Apesar de uma ala mais conservadora acreditar numa “interferência” ou num “ativismo judiciário” nesses casos, a cientista política lembra que o STF julgou um caso específico, que pode abrir prerrogativa para que se entenda casos semelhantes da mesma forma, mas no fim, é um processo referente a uma única terra.

A ação em questão foi movida pela Articulação dos Povos Indígenas do Brasil (APIB) em defesa da Terra Indígena (TI) Ibirama, habitada pelos povos Xokleng, Kaingang e Guarani. Os limites são contestados pela Procuradoria do Estado de Santa Catarina.
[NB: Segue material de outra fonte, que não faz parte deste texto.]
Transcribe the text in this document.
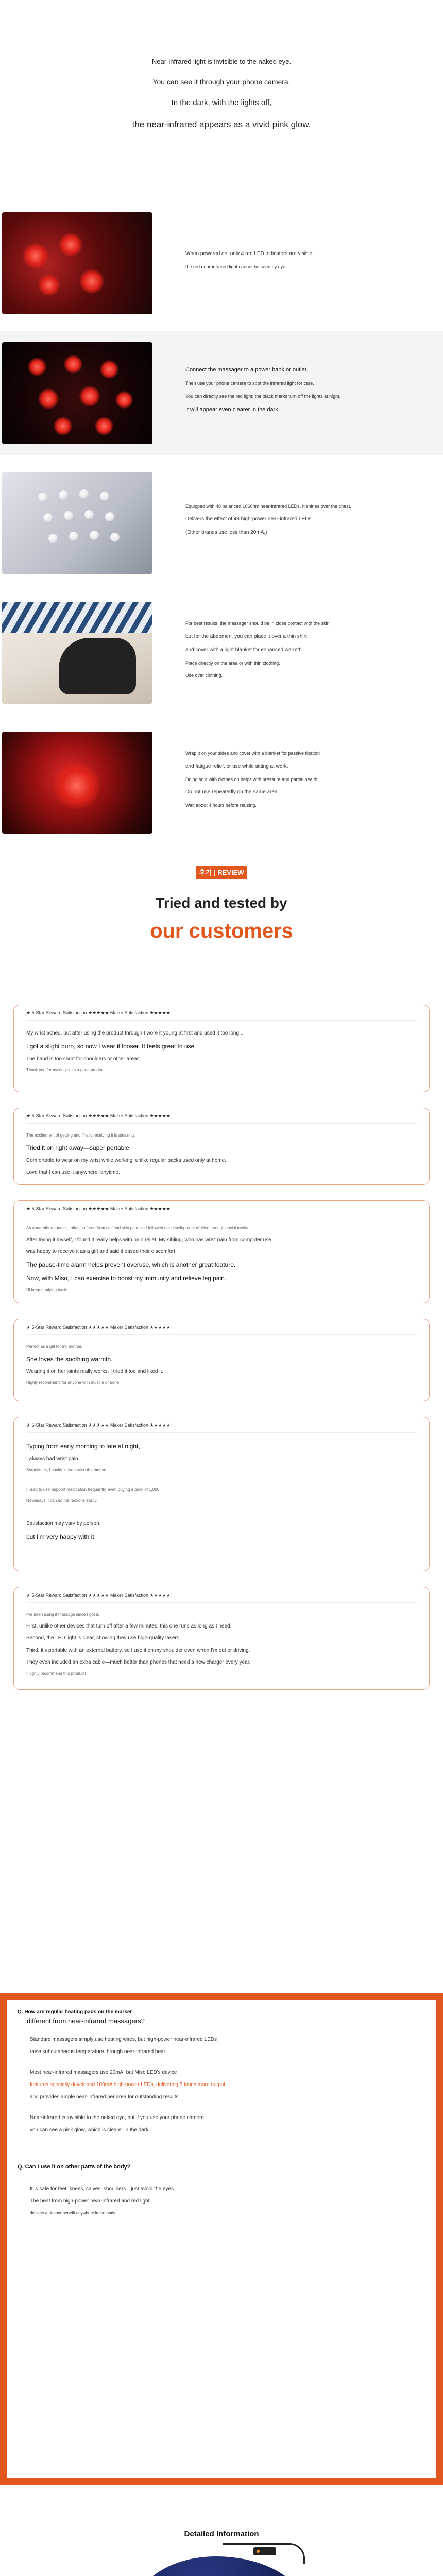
Near-infrared light is invisible to the naked eye.

You can see it through your phone camera.

In the dark, with the lights off,

the near-infrared appears as a vivid pink glow.

When powered on, only 4 red LED indicators are visible,

the red near-infrared light cannot be seen by eye.

Connect the massager to a power bank or outlet.

Then use your phone camera to spot the infrared light for care.

You can directly see the red light; the black marks turn off the lights at night.

It will appear even clearer in the dark.

Equipped with 48 balanced 1060nm near-infrared LEDs. It shines over the chest.

Delivers the effect of 48 high-power near-infrared LEDs

(Other brands use less than 20mA.)

For best results, the massager should be in close contact with the skin

but for the abdomen, you can place it over a thin shirt

and cover with a light blanket for enhanced warmth.

Place directly on the area or with thin clothing.

Use over clothing.

Wrap it on your sides and cover with a blanket for passive fixation

and fatigue relief, or use while sitting at work.

Doing so it with clothes on helps with pressure and partial health.

Do not use repeatedly on the same area.

Wait about 4 hours before reusing.

후기 | REVIEW
Tried and tested by
our customers
★ 5-Star Reward Satisfaction ★★★★★ Maker Satisfaction ★★★★★

My wrist ached, but after using the product through I wore it young at first and used it too long...

I got a slight burn, so now I wear it looser. It feels great to use.

The band is too short for shoulders or other areas.

Thank you for making such a good product.

★ 5-Star Reward Satisfaction ★★★★★ Maker Satisfaction ★★★★★

The excitement of getting and finally receiving it is amazing.

Tried it on right away—super portable.

Comfortable to wear on my wrist while working, unlike regular packs used only at home.

Love that I can use it anywhere, anytime.

★ 5-Star Reward Satisfaction ★★★★★ Maker Satisfaction ★★★★★

As a marathon runner, I often suffered from calf and skin pain, so I followed the development of Miso through social media.

After trying it myself, I found it really helps with pain relief. My sibling, who has wrist pain from computer use,

was happy to receive it as a gift and said it eased their discomfort.

The pause-time alarm helps prevent overuse, which is another great feature.

Now, with Miso, I can exercise to boost my immunity and relieve leg pain.

I'll keep applying back!

★ 5-Star Reward Satisfaction ★★★★★ Maker Satisfaction ★★★★★

Perfect as a gift for my mother.

She loves the soothing warmth.

Wearing it on her joints really works. I tried it too and liked it.

Highly recommend for anyone with muscle or bone.

★ 5-Star Reward Satisfaction ★★★★★ Maker Satisfaction ★★★★★

Typing from early morning to late at night,

I always had wrist pain.

Sometimes, I couldn't even raise the mouse.

I used to use Support medication frequently, even buying a pack of 1,000.

Nowadays, I can do the motions easily.

Satisfaction may vary by person,

but I'm very happy with it.

★ 5-Star Reward Satisfaction ★★★★★ Maker Satisfaction ★★★★★

I've been using it massage since I got it.

First, unlike other devices that turn off after a few minutes, this one runs as long as I need.

Second, the LED light is clear, showing they use high-quality lasers.

Third, it's portable with an external battery, so I use it on my shoulder even when I'm out or driving.

They even included an extra cable—much better than phones that need a new charger every year.

I highly recommend this product!

Q. How are regular heating pads on the market

different from near-infrared massagers?

Standard massagers simply use heating wires, but high-power near-infrared LEDs

raise subcutaneous temperature through near-infrared heat.

Most near-infrared massagers use 20mA, but Miso LED's device

features specially developed 100mA high-power LEDs, delivering 5 times more output

and provides ample near-infrared per area for outstanding results.

Near-infrared is invisible to the naked eye, but if you use your phone camera,

you can see a pink glow, which is clearer in the dark.

Q. Can I use it on other parts of the body?

It is safe for feet, knees, calves, shoulders—just avoid the eyes.

The heat from high-power near-infrared and red light

delivers a deeper benefit anywhere in the body.

Detailed Information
“Se for para demarcar, o Legislativo não está perdendo o espaço de legislar. O Judiciário está dando um direcionamento específico: vai ter que acontecer uma regulamentação, se criar uma legislação pensando as atribuições da Funai, pensar no que vai ser feito desses outros processos demarcatórios. Entretanto, toda essa legislação deve acontecer sem esse limite do marco temporal”, pontua.

O que diz o projeto

Além de estabelecer o dia 5 de outubro de 1988 como norteador para o processo de demarcação, o projeto que passou no Congresso estabelece uma série de medidas que ultrapassam a questão territorial. 

Entre elas:

  • Exploração econômica das terras indígenas, inclusive em cooperação ou com contratação de não indígenas;
  • Celebração de contratos após aprovação da comunidade, da manutenção da posse da terra e da garantia de que as atividades realizadas gerem benefício para toda essa comunidade;
  • Autorização para exploração de garimpos e plantação de transgênicos nas TIs;
  • Possibilidade de contato com povos isolados;
  • Possibilidade de o governo tomar a terra ou destiná-la ao Programa Nacional de Reforma Agrária caso haja "alteração dos traços culturais" ou se a área perder o caráter "essencial" à comunidade indígena;
  • Previsão de indenização, pelo governo, à desocupação das terras e a validação de títulos de propriedade nas TIs. Esse trecho também é previsto na decisão do Supremo.